I don’t know, Neuro. Maybe your lack of emotional response to these dreams means you’re really secure.
According to an ex-shrink of mine, you ONLY dream when there’s some anxiety-provoking internal conflict going on (whether you’re “owning up” to this conflict during your waking hours or not). Of course, if every internal conflict turned into a big scary anxiety-fest when you closed your eyes, you’d keep waking up and never get any sleep. So as a defense, according to this ex-shrink, the subconscious “cloaks” these conflicts in familiar imagery to make them palatable and not frightening so that you won’t have to take a Sominex.
A nightmare, then, would be a “failed dream”, in which the underlying anxieties come to the surface and scare the bejeezus out of you. However, even when a nightmare breaks through, the cloak-it-in-familiar-imagery mechanism is still running, so it can be difficult to tell what the “real” cause of your nightmares is just by looking at what happens in them. F’rinstance, my nightmares often involve mean old scary dogs attacking me. This does not mean I’m conflicted about the Doberman down the street; the “dogs” are just the familiar image that the underlying anxiety is clad with.
That being said, I used to have these recurring nightmares when I was a really little boy, wherein the headboards and footboards attached to my bedposts would walk around and talk in a voice similar to Charlie Brown’s teacher in the Peanuts cartoons (only with a meaner accent). They would chase me down and touch me, and their touch was painful. That was their weapon: pain by touch. And it was mega-scary to a 3-year-old boy like me. MUCH much later, I finally realized that the “bedposts” (one large headboard and one somewhat-smaller footboard) were actually my parents in disguise.

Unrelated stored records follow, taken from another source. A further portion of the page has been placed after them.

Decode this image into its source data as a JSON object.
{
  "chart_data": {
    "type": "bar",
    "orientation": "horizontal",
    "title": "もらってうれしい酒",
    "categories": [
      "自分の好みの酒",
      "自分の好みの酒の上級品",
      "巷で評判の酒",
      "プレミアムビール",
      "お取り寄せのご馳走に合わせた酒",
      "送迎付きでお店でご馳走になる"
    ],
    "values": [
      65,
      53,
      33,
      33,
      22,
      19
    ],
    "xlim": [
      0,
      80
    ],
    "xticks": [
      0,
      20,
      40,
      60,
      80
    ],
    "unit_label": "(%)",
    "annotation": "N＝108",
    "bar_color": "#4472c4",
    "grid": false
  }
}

The truth, as always, is more complicated than that.
I remember my dreams maybe once or twice a year. My wife, however, has nightmares ALL THE TIME. I’ve seen her have them, she kicks off the covers, flails her arms and screams in absolute terror. I wake her up and turn on the lights and console her. When she talks to me about them they go away for a while. She hasn’t had one for a few months now (that I’m aware of).
As a side note, she was sexually abused by her father, from the age of two on. Whoever doesn’t believe in repressed memories, I have news for you. They’re real. I’ve read several books on the subject of incest, sexual abuse and repressed memories. My wife is TEXTBOOK example. It’s almost like I can fortell my wife’s future.
Non trusting of anyone? Yep. We’ve been married for 18 years and I feel like she just started trusing me in the last couple of years.
Self destructive behaviour? yep
Promiscuity? yep
Addictive behaviour? yep
The list could go on.
Just like the books say, she now (age 36) thinks she remembers most incidents of her childhood. (more specifically, I should say she’s come to terms with…) Anyway, as I stated above, we have an agreement. As she remembers things, she agrees to talk to me about them. It’s happenend too many times to count. When she is open and says them out loud, then she doesn’t have nightmares. When she keeps them in, then she has nightmares.
Before you tell me to get her to a therapist, let me say… DUH! She’d sooner commit suicide than talk to a therapist. Meanwhile I continute to try to be supportive, and she’ll go to a therapist when she’s ready. I’m sure of that.
Whew, that was a lot longer than I expected. Sorry folks.